Wood was an enthusiast for the Palladian revival then sweeping through British architecture and one of its most notable provincial figures. The movement sought a return to the purity of classical principles after the excesses of the Baroque and produced a number of pattern-books, which could be used as guides by the local builders who followed Wood's example. Palladian Bath therefore rose as an architectural unity, though planned by no one hand. It was the creation of local men using local materials, the warm Bath Stone supplied by Combe Down quarries owned by the wealthy philanthropist Ralph Allen.
As the spacious streets of the Georgian Upper Town spread out around it, the tightly packed ancient core of the city became congested. In 1789 the Bath Improvement Act gave the City Council powers to purchase, demolish and rebuild. Its target was the heart of the spa: the baths, Pump Room and their approaches. The City Surveyor, Thomas Baldwin, drew up plans for a fitting centre to the Georgian city, though departing from strictly Palladian precepts. His magnificent façades are softened by delicate decoration in the style of Robert Adam. A new, broad, colonnaded Bath Street linked the rebuilt Cross Bath and Grand Pump Room in an impressive ensemble.
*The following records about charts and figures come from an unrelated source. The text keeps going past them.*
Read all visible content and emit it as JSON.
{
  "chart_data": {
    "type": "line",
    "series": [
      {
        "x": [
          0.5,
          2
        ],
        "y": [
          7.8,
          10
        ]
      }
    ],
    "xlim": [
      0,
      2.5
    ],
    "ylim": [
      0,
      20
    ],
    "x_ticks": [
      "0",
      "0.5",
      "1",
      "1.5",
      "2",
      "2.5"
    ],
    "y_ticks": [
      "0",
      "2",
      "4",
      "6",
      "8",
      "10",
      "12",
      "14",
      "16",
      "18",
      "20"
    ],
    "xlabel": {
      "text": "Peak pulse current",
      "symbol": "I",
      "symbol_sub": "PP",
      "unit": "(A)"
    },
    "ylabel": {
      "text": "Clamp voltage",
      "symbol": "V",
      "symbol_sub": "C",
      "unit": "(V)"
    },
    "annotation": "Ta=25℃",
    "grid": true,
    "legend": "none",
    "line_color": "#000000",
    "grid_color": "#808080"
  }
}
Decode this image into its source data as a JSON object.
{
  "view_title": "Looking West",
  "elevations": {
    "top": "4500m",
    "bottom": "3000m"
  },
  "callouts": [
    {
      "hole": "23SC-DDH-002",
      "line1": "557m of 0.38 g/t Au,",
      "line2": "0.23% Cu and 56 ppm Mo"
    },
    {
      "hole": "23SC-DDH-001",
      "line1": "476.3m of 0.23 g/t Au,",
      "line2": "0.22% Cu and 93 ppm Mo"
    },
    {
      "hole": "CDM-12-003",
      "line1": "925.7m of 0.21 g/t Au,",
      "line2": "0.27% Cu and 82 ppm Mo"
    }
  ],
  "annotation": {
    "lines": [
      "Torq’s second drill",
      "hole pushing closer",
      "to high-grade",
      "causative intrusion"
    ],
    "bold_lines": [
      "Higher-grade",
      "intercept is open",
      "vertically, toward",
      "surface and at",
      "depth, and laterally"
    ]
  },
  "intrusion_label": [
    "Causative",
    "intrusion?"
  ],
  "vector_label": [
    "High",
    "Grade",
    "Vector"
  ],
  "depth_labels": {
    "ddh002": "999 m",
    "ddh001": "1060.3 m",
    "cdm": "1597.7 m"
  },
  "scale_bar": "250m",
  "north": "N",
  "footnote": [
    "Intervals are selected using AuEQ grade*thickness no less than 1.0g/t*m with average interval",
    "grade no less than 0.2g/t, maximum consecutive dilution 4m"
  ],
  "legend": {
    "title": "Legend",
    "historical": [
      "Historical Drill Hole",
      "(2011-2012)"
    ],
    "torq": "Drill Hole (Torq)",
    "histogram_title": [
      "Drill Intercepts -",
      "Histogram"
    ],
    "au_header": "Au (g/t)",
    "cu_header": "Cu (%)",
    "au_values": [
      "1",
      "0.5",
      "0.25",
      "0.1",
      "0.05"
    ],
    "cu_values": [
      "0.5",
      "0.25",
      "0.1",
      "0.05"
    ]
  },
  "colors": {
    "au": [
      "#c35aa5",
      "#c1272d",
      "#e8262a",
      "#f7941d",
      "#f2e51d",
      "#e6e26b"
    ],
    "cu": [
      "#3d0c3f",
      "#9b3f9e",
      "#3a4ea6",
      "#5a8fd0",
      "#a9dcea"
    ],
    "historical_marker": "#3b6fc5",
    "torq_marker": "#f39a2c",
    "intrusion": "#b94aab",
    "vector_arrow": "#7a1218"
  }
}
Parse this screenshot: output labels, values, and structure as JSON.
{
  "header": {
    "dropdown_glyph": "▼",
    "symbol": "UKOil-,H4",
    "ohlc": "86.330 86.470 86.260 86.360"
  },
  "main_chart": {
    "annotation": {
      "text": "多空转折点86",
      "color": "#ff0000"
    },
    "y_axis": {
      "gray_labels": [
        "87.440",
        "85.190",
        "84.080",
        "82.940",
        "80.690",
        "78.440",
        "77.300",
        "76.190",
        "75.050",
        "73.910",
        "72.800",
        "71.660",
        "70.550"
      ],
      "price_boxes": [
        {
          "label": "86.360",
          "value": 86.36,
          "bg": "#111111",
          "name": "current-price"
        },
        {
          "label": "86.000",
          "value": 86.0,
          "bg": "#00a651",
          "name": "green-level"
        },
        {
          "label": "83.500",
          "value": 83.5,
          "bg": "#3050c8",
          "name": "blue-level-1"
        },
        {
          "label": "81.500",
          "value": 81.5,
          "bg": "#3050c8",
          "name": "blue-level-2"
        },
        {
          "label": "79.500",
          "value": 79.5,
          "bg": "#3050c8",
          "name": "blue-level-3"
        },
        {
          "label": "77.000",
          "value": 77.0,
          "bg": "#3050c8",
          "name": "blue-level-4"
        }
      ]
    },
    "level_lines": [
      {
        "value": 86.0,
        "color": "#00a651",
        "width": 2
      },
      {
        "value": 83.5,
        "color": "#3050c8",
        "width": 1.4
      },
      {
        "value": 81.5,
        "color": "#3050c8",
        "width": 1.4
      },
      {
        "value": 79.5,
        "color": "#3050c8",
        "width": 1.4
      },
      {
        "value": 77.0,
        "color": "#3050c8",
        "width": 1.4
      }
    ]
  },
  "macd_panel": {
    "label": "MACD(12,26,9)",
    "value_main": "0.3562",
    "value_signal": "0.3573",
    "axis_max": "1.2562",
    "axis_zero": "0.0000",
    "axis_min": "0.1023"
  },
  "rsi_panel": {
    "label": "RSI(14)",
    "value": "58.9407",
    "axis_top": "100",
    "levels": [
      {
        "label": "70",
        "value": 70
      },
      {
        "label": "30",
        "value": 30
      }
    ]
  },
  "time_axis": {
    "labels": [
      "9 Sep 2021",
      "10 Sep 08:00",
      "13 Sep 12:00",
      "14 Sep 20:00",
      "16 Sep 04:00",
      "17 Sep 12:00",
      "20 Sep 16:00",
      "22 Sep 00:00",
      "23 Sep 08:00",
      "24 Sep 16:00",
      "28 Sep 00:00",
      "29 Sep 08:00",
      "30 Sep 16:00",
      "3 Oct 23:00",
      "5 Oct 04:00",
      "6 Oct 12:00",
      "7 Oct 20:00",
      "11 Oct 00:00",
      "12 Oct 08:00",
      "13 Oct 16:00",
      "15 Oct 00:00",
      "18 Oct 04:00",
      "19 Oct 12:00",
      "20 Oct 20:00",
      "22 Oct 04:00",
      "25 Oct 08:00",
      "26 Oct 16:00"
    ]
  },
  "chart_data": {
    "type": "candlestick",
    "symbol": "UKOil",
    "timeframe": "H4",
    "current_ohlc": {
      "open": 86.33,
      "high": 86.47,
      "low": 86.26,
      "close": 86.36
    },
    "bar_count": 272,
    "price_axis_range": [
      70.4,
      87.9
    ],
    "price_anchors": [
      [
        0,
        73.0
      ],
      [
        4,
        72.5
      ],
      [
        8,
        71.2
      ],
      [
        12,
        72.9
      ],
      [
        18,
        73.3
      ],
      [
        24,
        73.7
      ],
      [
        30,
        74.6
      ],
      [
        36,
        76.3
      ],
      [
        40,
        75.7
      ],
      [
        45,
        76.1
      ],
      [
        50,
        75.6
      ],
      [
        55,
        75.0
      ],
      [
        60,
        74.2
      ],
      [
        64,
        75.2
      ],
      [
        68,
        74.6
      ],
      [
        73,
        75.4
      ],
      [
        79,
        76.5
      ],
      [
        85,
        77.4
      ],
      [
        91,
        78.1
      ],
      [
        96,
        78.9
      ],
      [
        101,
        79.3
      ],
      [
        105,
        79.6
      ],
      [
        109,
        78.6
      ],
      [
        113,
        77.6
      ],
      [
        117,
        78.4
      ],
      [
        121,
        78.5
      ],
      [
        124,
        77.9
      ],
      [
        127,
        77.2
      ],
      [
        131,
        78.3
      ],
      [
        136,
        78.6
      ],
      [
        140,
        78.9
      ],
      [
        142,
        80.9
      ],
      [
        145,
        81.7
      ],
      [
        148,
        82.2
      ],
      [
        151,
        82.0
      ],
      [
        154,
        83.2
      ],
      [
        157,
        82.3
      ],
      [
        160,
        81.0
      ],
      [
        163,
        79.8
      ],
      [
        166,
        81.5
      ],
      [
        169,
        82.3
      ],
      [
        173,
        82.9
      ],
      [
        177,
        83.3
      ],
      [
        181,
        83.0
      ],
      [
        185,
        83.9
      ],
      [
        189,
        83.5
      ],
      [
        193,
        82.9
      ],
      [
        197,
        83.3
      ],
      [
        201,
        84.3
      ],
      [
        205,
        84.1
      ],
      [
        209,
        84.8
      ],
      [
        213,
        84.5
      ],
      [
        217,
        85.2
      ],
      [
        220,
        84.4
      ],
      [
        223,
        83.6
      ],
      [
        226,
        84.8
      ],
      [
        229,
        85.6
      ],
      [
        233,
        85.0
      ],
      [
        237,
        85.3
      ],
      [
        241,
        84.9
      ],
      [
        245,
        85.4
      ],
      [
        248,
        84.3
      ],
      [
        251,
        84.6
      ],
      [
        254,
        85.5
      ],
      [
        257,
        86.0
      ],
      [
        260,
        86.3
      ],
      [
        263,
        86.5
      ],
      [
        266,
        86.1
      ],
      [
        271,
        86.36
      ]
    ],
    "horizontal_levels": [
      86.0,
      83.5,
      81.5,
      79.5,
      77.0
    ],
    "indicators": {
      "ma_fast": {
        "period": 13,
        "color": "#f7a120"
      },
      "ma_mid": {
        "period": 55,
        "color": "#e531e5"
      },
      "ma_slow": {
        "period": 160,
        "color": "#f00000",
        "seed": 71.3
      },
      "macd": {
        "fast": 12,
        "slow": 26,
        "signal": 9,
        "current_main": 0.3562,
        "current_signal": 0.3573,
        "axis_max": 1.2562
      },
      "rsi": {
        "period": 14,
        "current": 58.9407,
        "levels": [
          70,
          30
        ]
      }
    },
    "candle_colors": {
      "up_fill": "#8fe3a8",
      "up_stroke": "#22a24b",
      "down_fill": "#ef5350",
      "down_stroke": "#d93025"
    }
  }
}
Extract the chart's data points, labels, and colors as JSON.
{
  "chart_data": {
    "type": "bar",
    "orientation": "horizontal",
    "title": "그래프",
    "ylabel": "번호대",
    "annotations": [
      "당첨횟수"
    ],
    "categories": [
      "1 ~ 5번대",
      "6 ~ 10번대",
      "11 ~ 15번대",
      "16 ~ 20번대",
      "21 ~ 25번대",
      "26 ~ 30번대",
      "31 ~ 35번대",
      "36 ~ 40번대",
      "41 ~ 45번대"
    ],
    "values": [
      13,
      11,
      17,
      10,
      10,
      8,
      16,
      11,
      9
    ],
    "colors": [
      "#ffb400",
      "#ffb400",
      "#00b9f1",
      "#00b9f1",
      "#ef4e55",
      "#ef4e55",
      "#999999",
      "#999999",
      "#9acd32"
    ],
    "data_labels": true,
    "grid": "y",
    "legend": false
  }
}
But architectural renewal could not halt the process of decline; the heyday of the spa had passed. Bath's very popularity had killed it as a fashionable resort. As the middle classes flocked to the city, the glamour of exclusivity was lost. Gradually the ebb and flow of seasonal visitors bringing with them the sparkle of London life gave way to a staider air as Bath became a favoured retirement home for those seeking an inexpensive gentility. After 1800, the seaside resorts gained in popularity and Bath slipped from its pinnacle. But a boom century has left a remarkable architectural legacy. Bath is unique in being almost entirely Georgian; here the tastes of that elegant age are given their finest urban expression.